As anyone could have guessed, Kanye West‘s My Beautiful Dark Twisted Fantasy won the annual Village Voice‘s Pazz and Jop music critics’ poll by a record-breaking margin. Not only that, but West managed to score three songs — “Runaway,” “Power” and “Monster” — in the poll’s Top 10 singles list. Given that West’s album has been praised by virtually every publication on earth and that he has won the poll twice before, this isn’t much of a surprise.
Aside from a very clever analogy by the writer Josh Timmermann comparing Kanye to the Mad Men character Don Draper, the poll’s commentary doesn’t offer too many fresh takes on West’s persona and achievements, which have been obsessed over for months by most of the critics involved. This is fine, really, because the Voice‘s poll presentation includes some very thoughtful essays about last year’s other notable artists and trends.
One of this year’s highlights is Rich Juzwiak’s essay, which examines the pro-gay sentiment of pop stars such as Lady Gaga, Katy Perry, Ke$ha and Pink in a way that is both grateful and slightly skeptical, as stumping for gay rights can easily be taken as faddish pandering in a year when the “It Gets Better” campaign became a viral sensation.
Eric Harvey’s cleverly titled “Little Pink Polos For You and Me” is another good read. In that piece, Harvey finds a shared theme between Vampire Weekend’s Contra and Arcade Fire‘s The Suburbs, the two indie rock albums that debuted at the top of the charts in 2010. Simply put, both records deal with anxiety about social status in different ways, with Arcade Fire focused more on the angst of feeling trapped in surburban sprawl following the economic collapse and the burst of the housing bubble, while Vampire Weekend sketch out the awkward dynamics of class in contemporary America.
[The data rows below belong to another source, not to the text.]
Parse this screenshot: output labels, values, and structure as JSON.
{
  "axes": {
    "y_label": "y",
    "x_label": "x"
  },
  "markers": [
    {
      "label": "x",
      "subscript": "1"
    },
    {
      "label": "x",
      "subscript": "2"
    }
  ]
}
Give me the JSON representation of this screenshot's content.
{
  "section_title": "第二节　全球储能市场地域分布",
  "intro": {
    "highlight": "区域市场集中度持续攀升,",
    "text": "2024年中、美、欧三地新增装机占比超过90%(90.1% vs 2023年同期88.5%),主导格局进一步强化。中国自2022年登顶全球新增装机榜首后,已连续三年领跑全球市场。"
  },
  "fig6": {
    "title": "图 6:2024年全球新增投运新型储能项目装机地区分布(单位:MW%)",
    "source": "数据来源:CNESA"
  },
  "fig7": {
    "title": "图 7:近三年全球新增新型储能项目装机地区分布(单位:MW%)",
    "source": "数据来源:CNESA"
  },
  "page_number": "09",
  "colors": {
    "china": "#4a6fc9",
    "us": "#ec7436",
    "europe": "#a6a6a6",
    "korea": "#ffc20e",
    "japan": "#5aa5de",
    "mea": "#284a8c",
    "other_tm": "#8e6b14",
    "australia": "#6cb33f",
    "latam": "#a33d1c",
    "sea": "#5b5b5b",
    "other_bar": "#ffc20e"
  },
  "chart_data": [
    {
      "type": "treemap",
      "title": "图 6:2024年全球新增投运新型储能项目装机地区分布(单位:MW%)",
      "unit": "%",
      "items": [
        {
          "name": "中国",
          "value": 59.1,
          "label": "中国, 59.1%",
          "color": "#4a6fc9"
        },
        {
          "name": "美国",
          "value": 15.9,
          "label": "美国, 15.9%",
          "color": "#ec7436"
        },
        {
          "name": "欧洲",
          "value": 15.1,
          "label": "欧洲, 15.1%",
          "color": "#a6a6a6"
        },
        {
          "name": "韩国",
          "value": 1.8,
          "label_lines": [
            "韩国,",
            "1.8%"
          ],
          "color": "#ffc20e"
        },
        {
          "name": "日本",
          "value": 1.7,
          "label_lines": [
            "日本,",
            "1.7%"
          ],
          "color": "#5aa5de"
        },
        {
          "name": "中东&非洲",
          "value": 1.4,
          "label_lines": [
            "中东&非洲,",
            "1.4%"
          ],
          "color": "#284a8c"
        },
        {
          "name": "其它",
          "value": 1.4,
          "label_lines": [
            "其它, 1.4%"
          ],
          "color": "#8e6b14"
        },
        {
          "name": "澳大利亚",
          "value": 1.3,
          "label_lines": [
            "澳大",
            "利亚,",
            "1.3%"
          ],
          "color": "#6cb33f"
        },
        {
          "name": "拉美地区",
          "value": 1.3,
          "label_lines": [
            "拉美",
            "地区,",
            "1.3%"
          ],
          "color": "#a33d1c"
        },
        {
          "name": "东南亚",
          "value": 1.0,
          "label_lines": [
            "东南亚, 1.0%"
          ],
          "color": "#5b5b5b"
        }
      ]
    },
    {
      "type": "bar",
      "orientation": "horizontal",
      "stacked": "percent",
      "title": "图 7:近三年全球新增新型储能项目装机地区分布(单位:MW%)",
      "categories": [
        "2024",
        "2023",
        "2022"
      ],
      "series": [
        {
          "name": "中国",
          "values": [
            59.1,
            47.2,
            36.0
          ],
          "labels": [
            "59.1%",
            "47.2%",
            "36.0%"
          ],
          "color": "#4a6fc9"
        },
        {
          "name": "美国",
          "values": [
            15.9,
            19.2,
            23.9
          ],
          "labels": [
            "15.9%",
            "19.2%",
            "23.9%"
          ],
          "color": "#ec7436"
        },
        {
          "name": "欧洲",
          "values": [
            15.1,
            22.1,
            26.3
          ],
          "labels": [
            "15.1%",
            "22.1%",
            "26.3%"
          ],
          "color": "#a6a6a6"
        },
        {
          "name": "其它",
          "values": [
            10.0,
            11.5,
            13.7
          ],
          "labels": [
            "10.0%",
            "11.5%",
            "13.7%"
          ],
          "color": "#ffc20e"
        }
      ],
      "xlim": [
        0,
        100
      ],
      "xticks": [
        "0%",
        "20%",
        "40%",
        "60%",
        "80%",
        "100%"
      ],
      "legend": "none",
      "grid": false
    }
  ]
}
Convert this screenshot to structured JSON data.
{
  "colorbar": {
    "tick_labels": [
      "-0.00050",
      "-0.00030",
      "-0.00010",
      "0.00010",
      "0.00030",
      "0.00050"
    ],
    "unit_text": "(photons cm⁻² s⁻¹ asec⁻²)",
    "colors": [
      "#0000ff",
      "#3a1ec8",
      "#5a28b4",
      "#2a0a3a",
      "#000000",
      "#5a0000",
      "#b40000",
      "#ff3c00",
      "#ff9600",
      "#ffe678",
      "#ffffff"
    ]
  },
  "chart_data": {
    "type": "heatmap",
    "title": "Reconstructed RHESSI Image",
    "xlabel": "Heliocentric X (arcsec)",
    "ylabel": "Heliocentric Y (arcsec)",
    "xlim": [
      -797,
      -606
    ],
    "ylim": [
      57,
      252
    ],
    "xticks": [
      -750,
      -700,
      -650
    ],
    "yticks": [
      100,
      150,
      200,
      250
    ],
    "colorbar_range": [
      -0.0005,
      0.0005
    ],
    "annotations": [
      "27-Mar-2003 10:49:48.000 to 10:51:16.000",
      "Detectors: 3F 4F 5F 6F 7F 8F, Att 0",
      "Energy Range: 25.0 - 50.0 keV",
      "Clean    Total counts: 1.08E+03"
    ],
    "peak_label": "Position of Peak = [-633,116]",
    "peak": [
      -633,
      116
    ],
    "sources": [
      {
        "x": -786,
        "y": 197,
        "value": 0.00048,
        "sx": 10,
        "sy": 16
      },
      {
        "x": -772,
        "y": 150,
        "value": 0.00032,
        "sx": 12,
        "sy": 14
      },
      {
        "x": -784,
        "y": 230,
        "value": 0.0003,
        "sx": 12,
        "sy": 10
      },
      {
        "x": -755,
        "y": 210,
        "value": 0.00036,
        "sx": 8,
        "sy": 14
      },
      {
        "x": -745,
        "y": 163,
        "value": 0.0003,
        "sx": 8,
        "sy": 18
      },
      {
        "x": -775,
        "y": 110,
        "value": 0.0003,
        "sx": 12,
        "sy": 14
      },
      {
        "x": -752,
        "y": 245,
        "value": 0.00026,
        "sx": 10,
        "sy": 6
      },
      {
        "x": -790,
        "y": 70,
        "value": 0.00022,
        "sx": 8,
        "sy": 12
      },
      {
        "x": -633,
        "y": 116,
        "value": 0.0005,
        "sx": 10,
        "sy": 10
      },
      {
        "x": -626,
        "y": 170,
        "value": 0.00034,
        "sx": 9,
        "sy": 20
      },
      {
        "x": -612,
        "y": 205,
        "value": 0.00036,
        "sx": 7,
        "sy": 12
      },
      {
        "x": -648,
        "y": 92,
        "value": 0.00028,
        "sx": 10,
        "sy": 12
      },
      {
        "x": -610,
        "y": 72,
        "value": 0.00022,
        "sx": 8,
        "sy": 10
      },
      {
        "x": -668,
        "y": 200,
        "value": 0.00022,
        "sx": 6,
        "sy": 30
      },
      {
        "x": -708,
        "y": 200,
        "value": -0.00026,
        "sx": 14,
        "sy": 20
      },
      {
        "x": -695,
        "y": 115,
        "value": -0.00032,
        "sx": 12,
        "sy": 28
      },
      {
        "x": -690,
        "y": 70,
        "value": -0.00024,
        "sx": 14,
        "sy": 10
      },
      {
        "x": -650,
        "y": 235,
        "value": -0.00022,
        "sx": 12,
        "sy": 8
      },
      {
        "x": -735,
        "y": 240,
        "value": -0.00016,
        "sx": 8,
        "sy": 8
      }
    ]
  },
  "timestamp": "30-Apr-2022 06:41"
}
Spin editor Charles Aaron turned in a piece which attempts to make sense of critical backlash against M.I.A., who received some of the worst reviews of her career for her ambitious and highly abrasive third album Maya. Aaron seems genuinely crushed by the negative response to the record, and in a way, that may be the most compelling argument yet in favor of the much-maligned album. If someone cares this much, there must be something to it, right?